At a time when the Covid-19 pandemic was wreaking havoc in India, foreign investors were pumping money into the country at a pace faster than before.
Between April and September, when India’s economy was in a “technical recession,” the foreign direct investment into the country rose 15% year-on-year to $39.9 billion (Rs 29,400 crore), according to a December 4 report by CARE Ratings.
“Optimism on India growth story among foreign investors combined with ample liquidity in the global market has aided flows into India,” the report said. It added that the Indian government’s reforms like supporting the manufacturing sector and investors’ bid to find alternate supply chains to China have also led to an increase in FDI into India.
After all, this was the period during which the world was eyeing China with heightened scepticism with several global leaders blaming the country for the outburst of coronavirus, and India announced a series of sops to cash in on any opportunities to portray itself as the alternative to its neighbour.
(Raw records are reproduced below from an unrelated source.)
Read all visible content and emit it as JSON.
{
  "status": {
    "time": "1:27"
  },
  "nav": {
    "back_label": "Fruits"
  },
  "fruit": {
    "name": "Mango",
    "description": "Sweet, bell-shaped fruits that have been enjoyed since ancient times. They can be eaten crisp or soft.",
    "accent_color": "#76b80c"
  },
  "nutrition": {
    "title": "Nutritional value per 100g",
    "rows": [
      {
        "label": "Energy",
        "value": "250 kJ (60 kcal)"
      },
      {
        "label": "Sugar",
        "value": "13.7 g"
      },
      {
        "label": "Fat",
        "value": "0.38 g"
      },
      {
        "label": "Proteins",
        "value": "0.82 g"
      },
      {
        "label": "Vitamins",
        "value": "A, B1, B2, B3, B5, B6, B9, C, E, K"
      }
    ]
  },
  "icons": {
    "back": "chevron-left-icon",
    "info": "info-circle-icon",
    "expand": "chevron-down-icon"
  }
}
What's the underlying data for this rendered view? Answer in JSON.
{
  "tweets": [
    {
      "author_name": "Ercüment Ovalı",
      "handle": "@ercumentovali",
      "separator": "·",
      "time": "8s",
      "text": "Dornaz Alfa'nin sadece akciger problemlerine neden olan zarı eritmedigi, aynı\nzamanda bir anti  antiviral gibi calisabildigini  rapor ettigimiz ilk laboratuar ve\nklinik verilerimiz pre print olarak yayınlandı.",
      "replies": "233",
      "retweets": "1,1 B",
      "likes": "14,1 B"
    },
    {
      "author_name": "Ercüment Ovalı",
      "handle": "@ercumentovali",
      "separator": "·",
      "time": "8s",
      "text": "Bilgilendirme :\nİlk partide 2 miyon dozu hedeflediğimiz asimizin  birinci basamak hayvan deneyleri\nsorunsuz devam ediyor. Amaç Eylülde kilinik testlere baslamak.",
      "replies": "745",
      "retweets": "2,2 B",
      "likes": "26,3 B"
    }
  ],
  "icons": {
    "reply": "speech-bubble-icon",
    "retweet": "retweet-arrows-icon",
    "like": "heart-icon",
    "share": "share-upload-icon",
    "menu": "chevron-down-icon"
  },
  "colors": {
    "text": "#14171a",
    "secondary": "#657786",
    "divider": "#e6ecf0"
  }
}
Nearly 60% of this FDI came into India’s computer software and hardware sectors. “The sector has benefitted during the pandemic times on account of work from home policies and greater engagement in digital channels,” the report observed.
What is surprising is that foreign investors have continued to pour money into India despite concerns over the economy’s ability to stage a quick recovery. Economists have warned that it will take years to offset the impact of damage caused by the pandemic-triggered lockdowns.
High-frequency indicators such as imports and auto sales also reveal that the demand has remained weak despite the partial opening up of the economy. And with the lockdowns being put in place again to halt the spread of Covid-19, the consumption could further weaken.
This article first appeared on Quartz.